About 220 million tonnes of greenhouse gas emissions are released into our atmosphere each year due to the global consumption of cotton. Conventional cotton farming requires more than 10,000 liters of water to produce a single pair of jeans. Ten thousand liters when in stark contrast we see 1 in 9 people without access to safe water.
Someone is Paying the Price
It is estimated that 100 million households are engaged in growing and producing cotton and 300 million individuals work in other parts of the cotton industry, mostly in developing countries. They usually work in extreme conditions for long hours, constantly exposed to dangerous amounts of insecticides and pesticides. Farmers either earn very low wages or are struggling with unsustainable debts because they are unable to keep up with employer demands.
Some of the challenges that these workers face are climate change, which has been causing unpredictable weather patterns and access to water for many years, and artificially low prices, generated by government subsidies for cotton farmers in rich countries like the U.S, that small-scale farmers cannot compete with.

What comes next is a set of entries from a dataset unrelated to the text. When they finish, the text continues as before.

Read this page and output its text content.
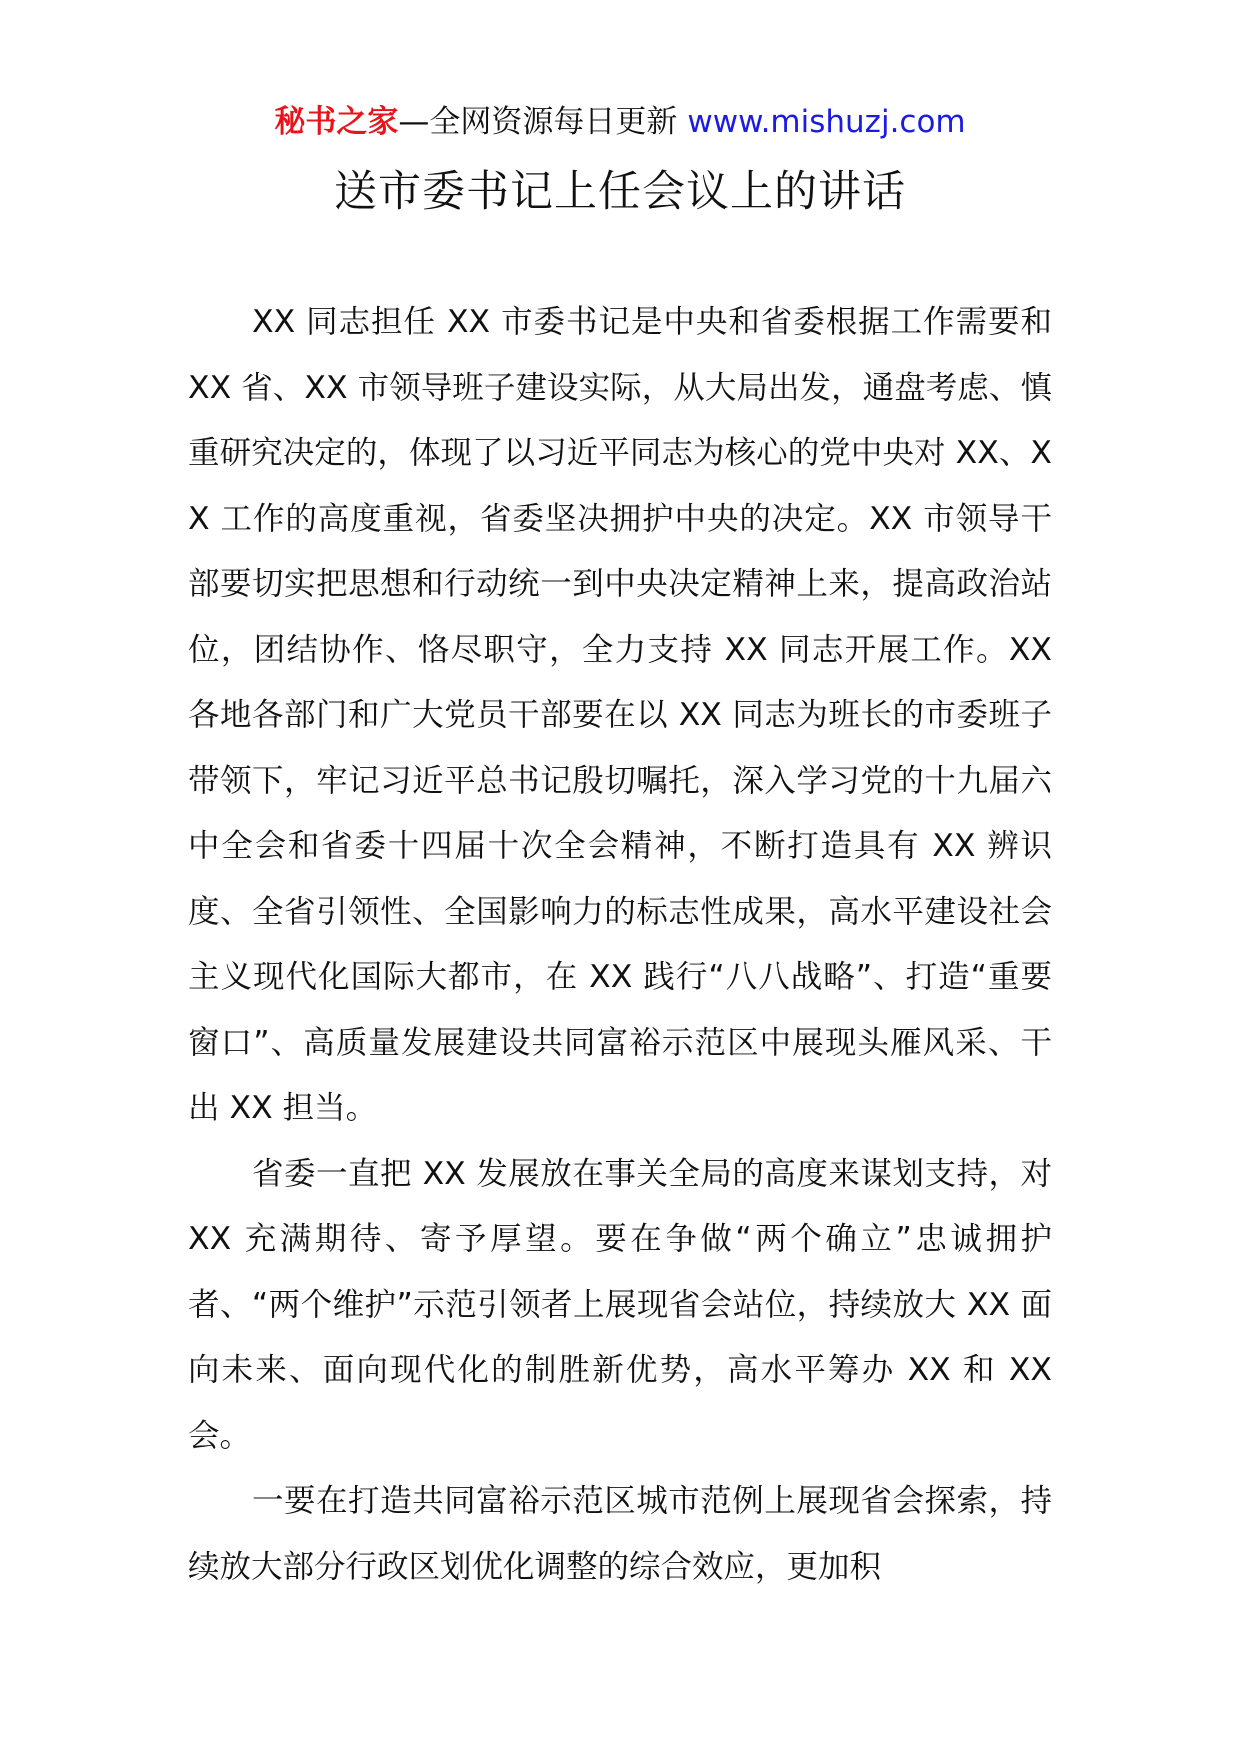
秘书之家—全网资源每日更新 www.mishuzj.com
送市委书记上任会议上的讲话

XX 同志担任 XX 市委书记是中央和省委根据工作需要和 XX 省、XX 市领导班子建设实际，从大局出发，通盘考虑、慎重研究决定的，体现了以习近平同志为核心的党中央对 XX、XX 工作的高度重视，省委坚决拥护中央的决定。XX 市领导干部要切实把思想和行动统一到中央决定精神上来，提高政治站位，团结协作、恪尽职守，全力支持 XX 同志开展工作。XX 各地各部门和广大党员干部要在以 XX 同志为班长的市委班子带领下，牢记习近平总书记殷切嘱托，深入学习党的十九届六中全会和省委十四届十次全会精神，不断打造具有 XX 辨识度、全省引领性、全国影响力的标志性成果，高水平建设社会主义现代化国际大都市，在 XX 践行“八八战略”、打造“重要窗口”、高质量发展建设共同富裕示范区中展现头雁风采、干出 XX 担当。

省委一直把 XX 发展放在事关全局的高度来谋划支持，对 XX 充满期待、寄予厚望。要在争做“两个确立”忠诚拥护者、“两个维护”示范引领者上展现省会站位，持续放大 XX 面向未来、面向现代化的制胜新优势，高水平筹办 XX 和 XX 会。

一要在打造共同富裕示范区城市范例上展现省会探索，持续放大部分行政区划优化调整的综合效应，更加积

Hopelessness has hit so low in regions particularly reliant on cotton crops that suicide rates are high among the farmers. In 2013 alone, 11,772 farmers in India committed suicide. That’s 44 people a day. We know that the cost our cotton clothes is much more than the cheap price tag, so the question is what can we do with that awareness?
Organic Cotton as an Alternative
Although the cotton situation looks grim, organic cotton is a safe, sustainable alternative. Organic cotton farming produces 45% less CO2e compared to conventional cotton. About 70% of the greenhouse gas emissions accounted for by conventional cotton are on the consumer end, from manufacturing to transporting, or simply how you wash your clothing.
So while organic cotton is a great alternative, if you already have conventional cotton at home, a simple way to reduce your personal footprint is to opt for cold water when washing your clothes. While certain clothes require warm or hot water, many can be cleaned just as well in cold water which also saves energy and marks one step closer to a healthy planet.
Aside from being a more sustainable option for the environment, organic cotton farming doesn’t require toxic pesticides and insecticides, producing a safer, cleaner fabric for your body. Organic agriculture has more regulations in place to protect farmers and fair trading. By supporting organic cotton brands, you are helping to protect the health of people and our planet.